Fidelity Bank Shares Plunge 11% as N225bn Debt, Earnings Silence Rattle Investors
Fidelity Bank is reeling under intense market pressure as its shares crashed 11 per cent on the Nigerian Exchange (NGX), with jittery investors dumping stock over fears of a crippling N225 billion judgment debt and a delayed earnings release.
The selloff drove the bank’s share price down to N18.45, well below recent highs, as trading data showed heavy exits by wary shareholders. Market watchers say the slump reflects a growing confidence crisis after the bank failed to publish its half-year 2025 financial statements, even as peers in the tier-1 and tier-2 category have already posted robust results.

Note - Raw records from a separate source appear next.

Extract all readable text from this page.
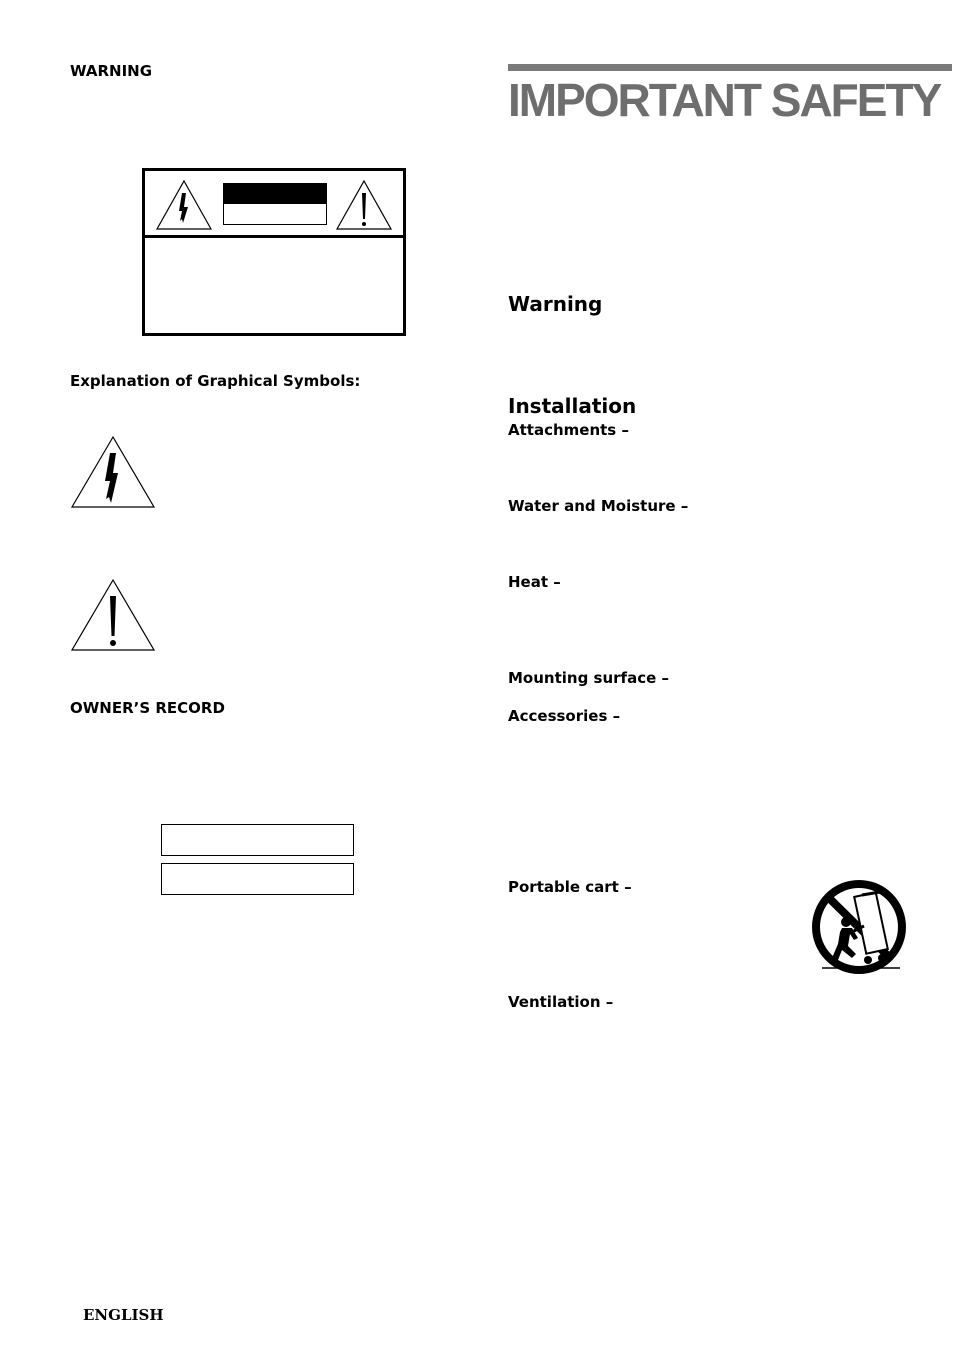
WARNING
Explanation of Graphical Symbols:
OWNER’S RECORD
ENGLISH
IMPORTANT SAFETY
Warning
Installation
Attachments –
Water and Moisture –
Heat –
Mounting surface –
Accessories –
Portable cart –
Ventilation –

Adding fuel to the panic is an unresolved Supreme Court judgment in favour of Sagecom Concept Ltd, which saddled Fidelity with a staggering N225 billion liability linked to its legacy takeover of FSB International Bank. Analysts warn that the payout, if enforced, could severely weaken capital buffers and wipe off a significant portion of the bank’s earnings.
“Investors are pricing in the worst-case scenario,” one Lagos-based trader said, noting that the silence on earnings has created a perception of deeper trouble.
Despite repeated assurances of resilience from management and the Central Bank of Nigeria, the market remains unconvinced. Analysts describe the situation as a “perfect storm” for Fidelity, warning that unless its books are released swiftly, selling pressure could intensify and erode shareholder value even further in the weeks ahead.